The second part of the Lab was to edit the .wav to make the speaker sound angry. This was more difficult than the first part of the task and took longer.

I achieved this part of the task by making the start of each word louder but also by gradually increasing the volume of the sentence. The resulting wave of the below steps is shown on the right. Firstly, I individually selected the first letter of each word and increased its amplitude by on 1dB, which was enough to make those letters noticeably louder and more hard hitting. Then by selecting the entire wave I added a gradual amplitude change of 2dB from the start of the sound through to the very end of the spoken section of the file.

Section 3 of the Lab was actually very easy despite it sounding quite difficult. The task was to take the already edited .wav and make it sound as if it was being recorded in a church hall. I edited the improved sound file. Under the reverberation option I could select Church reverb, so I applied this to the entire wave. I then added a bit of amplification to boost the volume slightly after the reverb made the sound a quieter.



The final part of this lab was to add church bells in the distance. I started with the completely edited .wav (shown in green) and I then found an extra .wav of a church bell (shown in red). I duplicated the sound file to double its length so that it spanned the length of the initial sound file.
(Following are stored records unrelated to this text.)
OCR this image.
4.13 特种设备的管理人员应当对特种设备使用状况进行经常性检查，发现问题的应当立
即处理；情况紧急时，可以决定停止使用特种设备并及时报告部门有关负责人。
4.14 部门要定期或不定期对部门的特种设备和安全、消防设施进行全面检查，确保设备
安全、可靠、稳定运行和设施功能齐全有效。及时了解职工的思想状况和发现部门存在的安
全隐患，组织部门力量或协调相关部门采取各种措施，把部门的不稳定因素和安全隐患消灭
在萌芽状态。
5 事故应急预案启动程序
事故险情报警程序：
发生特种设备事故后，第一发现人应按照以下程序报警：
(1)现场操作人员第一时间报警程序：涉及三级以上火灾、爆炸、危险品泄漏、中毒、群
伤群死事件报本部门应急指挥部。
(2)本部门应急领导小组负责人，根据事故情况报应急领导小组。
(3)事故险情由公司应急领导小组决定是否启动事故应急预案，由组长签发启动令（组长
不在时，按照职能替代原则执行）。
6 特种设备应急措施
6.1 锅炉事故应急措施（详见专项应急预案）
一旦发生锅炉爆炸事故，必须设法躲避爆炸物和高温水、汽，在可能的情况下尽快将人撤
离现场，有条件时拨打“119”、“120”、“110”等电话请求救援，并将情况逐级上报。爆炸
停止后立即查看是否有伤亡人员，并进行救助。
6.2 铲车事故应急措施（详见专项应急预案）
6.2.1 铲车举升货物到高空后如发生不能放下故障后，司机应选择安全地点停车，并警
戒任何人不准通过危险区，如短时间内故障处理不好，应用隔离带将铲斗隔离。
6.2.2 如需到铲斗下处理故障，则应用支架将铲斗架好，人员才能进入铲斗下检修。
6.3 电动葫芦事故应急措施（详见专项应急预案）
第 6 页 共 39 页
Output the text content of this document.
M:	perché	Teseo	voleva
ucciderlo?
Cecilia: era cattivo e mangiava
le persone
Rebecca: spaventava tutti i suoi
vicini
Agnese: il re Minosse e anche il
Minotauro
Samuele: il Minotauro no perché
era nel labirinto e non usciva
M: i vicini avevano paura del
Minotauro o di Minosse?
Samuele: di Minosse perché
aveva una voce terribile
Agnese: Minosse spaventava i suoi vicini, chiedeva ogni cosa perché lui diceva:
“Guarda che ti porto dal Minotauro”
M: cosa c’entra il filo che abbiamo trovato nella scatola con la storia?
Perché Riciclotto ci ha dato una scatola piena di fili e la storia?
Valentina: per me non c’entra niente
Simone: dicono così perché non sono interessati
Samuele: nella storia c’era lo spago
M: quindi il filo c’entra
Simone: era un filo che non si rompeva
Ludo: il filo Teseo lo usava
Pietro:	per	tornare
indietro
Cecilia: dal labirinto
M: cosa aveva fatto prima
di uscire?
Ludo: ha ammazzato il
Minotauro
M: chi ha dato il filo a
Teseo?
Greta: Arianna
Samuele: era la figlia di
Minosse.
I amplified the church bell .wav by -10dB so that it was quiet in comparison to the other .wav as it was meant to be outside the church that the man is standing in.

Hearing Lecture

 The Ear

Outer Ear - The Pinna and the Ear Canal basically act as a guide to sound waves, directing them down the ear to the ear drum. The Pinna also acts in such a way that it can collect information on the direction and source of a sound wave as it hits your ear. This part of the ear also acts as an amplifier for the sound that you hear. 

The Middle Ear - The sound heard travels down your ear canal to the ear drum causing it to vibrate. The vibration by the ear drum is transferred through small bones called Ossicles, and this vibration causes the Cochlea to vibrate. The vibrations actually reduce power loss in the sound wave and once at the Cochlea is transferred to the fluid medium in the Cochlea. Loud noises/sounds create excessive amounts of vibration in the Ossicles which can damage hearing, therefore, there is a neuro-muscular feedback system in your ear that helps to protects your hearing from damage.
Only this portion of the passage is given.